Yes. So thanks, Frank. So the premise here is if you take a stroke patient that's come in -- and so first off, it's very clear. So the severity is scored by the NIHSS. So if the score is 5 to 15, that is a clear moderate severity stroke patient.
And so we take a step back and we look at this, as a patient has a moderate to severe so above 15, the likelihood of that patient getting to a full recovery, an excellent outcome is not very high. And so as we take a step back and we look at this, and as we mentioned on the prepared remarks, from our Phase 2 trial, we didn't have a single pay patient on DM199 who came in with baseline above 15 that got to an excellent outcome.
So I think what this does is just biases the opportunity here for a higher effect. And as we're looking at our Phase 2 data further, it's really in those patients that are -- frankly that were in the 6 to the 10 that we saw the greatest impact in getting to a full recovery compared to placebo. So we think these changes will ultimately show a greater effect and then furthermore, when we take a looking at the clinical use of the KLK1 in China, most of those trials are targeting a less severe -- so targeting more of a moderate severity stroke scale.

Francois Brisebois

Okay, thanks. And then lastly, can you help us understand the potential outcomes of this lawsuit that's coming up here? Thank you.

Scott Kellen

Oh, sure, Frank.
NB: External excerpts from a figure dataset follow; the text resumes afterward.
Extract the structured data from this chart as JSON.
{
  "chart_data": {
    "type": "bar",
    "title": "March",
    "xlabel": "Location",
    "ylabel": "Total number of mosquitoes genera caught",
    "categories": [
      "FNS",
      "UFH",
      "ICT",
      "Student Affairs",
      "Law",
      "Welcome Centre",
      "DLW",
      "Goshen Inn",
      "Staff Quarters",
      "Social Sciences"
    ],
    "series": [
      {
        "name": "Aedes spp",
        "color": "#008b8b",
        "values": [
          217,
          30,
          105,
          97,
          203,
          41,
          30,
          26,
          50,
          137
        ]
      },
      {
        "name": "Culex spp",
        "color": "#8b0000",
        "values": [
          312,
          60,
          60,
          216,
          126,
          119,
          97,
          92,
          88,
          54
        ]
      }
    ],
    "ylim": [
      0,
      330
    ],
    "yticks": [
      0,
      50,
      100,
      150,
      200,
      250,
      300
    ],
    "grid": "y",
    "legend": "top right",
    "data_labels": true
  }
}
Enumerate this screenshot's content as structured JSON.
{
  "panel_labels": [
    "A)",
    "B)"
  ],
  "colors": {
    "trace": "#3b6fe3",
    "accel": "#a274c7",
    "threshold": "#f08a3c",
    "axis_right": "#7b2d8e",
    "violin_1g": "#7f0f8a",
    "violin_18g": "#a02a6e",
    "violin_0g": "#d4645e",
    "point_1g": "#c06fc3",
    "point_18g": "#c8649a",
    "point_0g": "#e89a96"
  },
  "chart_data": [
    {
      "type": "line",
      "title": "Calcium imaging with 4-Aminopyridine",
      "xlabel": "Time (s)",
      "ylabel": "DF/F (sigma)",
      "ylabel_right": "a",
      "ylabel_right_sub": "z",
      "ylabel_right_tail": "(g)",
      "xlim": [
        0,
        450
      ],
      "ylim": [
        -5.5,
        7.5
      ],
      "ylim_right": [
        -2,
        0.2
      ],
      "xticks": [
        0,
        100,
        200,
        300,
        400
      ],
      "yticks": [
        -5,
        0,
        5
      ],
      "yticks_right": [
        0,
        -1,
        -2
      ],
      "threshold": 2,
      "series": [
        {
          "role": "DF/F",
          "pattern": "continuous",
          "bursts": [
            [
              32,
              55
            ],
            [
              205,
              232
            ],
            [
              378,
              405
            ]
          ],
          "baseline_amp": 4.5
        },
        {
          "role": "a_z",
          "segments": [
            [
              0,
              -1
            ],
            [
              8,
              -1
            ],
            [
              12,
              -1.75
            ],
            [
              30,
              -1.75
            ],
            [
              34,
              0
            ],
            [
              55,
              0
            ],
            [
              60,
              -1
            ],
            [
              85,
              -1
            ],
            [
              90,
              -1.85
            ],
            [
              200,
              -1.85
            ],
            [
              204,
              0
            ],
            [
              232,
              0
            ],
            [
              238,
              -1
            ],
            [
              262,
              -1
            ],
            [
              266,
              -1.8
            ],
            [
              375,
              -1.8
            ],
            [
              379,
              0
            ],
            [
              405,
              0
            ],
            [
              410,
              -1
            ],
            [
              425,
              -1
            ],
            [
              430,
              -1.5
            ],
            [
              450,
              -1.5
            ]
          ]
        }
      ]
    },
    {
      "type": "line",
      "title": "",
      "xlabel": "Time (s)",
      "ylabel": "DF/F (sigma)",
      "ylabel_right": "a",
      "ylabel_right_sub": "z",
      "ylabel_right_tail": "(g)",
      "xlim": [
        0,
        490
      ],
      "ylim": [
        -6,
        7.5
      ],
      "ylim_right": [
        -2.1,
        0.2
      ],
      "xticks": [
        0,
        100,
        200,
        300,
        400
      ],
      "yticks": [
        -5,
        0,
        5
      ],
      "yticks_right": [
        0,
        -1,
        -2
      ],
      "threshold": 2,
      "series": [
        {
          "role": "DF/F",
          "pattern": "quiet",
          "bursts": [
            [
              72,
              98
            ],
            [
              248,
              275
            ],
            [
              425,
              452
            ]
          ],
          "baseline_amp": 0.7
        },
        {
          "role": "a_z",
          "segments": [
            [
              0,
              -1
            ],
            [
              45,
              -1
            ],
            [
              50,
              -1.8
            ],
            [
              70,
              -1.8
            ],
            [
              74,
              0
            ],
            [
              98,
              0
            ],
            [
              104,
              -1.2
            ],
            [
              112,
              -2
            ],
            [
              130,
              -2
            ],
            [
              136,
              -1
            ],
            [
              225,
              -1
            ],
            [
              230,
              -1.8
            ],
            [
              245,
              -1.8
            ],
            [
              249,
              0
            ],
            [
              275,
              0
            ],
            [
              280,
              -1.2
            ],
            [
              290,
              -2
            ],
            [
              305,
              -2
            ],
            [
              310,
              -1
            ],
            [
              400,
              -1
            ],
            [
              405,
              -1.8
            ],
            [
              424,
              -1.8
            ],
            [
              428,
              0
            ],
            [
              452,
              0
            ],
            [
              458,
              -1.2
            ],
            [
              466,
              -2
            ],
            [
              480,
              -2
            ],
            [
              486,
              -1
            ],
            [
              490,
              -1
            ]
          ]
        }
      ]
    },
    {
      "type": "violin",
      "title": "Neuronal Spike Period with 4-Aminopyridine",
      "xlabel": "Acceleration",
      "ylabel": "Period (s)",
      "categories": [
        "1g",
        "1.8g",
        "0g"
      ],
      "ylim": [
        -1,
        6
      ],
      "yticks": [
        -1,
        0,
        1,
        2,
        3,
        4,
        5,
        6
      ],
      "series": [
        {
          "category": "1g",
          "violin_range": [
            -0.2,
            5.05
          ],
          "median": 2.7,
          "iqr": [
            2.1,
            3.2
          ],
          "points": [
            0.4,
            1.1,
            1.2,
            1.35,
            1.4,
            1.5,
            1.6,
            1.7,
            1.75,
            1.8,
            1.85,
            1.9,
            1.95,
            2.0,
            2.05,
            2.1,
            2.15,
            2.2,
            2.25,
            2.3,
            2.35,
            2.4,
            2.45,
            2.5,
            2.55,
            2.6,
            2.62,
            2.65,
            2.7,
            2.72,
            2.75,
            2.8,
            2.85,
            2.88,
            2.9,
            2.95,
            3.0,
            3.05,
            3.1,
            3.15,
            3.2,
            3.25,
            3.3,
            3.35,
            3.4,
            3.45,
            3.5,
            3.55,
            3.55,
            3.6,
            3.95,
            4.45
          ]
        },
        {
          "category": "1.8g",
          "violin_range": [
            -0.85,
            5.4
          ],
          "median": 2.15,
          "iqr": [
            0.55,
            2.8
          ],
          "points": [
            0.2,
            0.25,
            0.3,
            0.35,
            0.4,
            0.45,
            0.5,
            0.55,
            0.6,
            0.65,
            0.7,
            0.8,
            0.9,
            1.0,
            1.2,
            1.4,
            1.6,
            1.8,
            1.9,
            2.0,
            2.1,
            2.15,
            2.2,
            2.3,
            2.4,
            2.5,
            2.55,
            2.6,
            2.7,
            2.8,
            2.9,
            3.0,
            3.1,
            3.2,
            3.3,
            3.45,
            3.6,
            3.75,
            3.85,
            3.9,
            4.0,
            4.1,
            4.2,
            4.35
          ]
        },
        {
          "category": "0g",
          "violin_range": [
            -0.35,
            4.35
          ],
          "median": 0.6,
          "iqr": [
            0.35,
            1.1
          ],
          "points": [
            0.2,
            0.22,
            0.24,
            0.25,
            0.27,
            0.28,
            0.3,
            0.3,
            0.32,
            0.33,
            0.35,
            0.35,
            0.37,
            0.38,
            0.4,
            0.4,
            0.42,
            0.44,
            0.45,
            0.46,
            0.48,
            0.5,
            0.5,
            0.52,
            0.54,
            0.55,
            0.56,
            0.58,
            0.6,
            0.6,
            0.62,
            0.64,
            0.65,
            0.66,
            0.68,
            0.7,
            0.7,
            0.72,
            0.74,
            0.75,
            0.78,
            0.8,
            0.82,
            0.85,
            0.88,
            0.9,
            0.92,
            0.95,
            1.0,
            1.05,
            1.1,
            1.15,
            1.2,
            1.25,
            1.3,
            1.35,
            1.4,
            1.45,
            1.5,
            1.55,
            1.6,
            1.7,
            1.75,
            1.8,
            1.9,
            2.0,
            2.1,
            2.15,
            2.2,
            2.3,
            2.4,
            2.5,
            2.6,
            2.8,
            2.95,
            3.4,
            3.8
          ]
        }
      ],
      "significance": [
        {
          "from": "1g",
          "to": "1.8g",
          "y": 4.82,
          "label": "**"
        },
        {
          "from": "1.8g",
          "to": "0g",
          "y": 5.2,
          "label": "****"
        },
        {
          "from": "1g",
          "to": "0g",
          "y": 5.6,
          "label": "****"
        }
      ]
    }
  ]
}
Hopefully the outcome is that we get access to our data, we get access to the study site, we're able to finally audit that study and confirm what the actual results were. I mean, first and foremost, we really really would like to get a final study report that's accurate and fileable.
Beyond that, we're going to ask -- we're asking for damages. That last proof of concept study that we believe was messed up would cost $6 million or $7 million to reperform today. So we're asking for that. We're asking for the some damages related to the license that -- an opportunity that DiaMedica had at the time that was basically undermined by the error reporting from PRA and we are taking a chance on lost value of the company as well.
So all in, we're asking for as much as $75 million in damages and we'll see how much we can get through the court's process, again, provided that they have they reaffirmed their judgment from April that DiaMedica is the owner and the PRA has breached the agreement. Does that answer your question, Frank?

Francois Brisebois

Yes, all set. Thank you.

Rick Pauls

All right. Thanks, Frank.

Operator

And seeing no further questions, I'll turn the call back over to our host.

Rick Pauls

All right, thanks, Paul. So the requirements that we discussed today in the inclusion criteria are intended to enhance ReMEDy2's probability of success on the primary endpoint, which also has the potential to reduce the total number of participants required to be enrolled in ReMEDy2 trial without significantly impacting the estimated enrollment rates.
We'd like to thank everyone for joining us this morning and for your continued support. We are thrilled to be reengaged with clinical study sites and hope to be enrolling participants in. This concludes our call.

Operator

The meeting has now concluded. Thank you for joining, and have a pleasant day.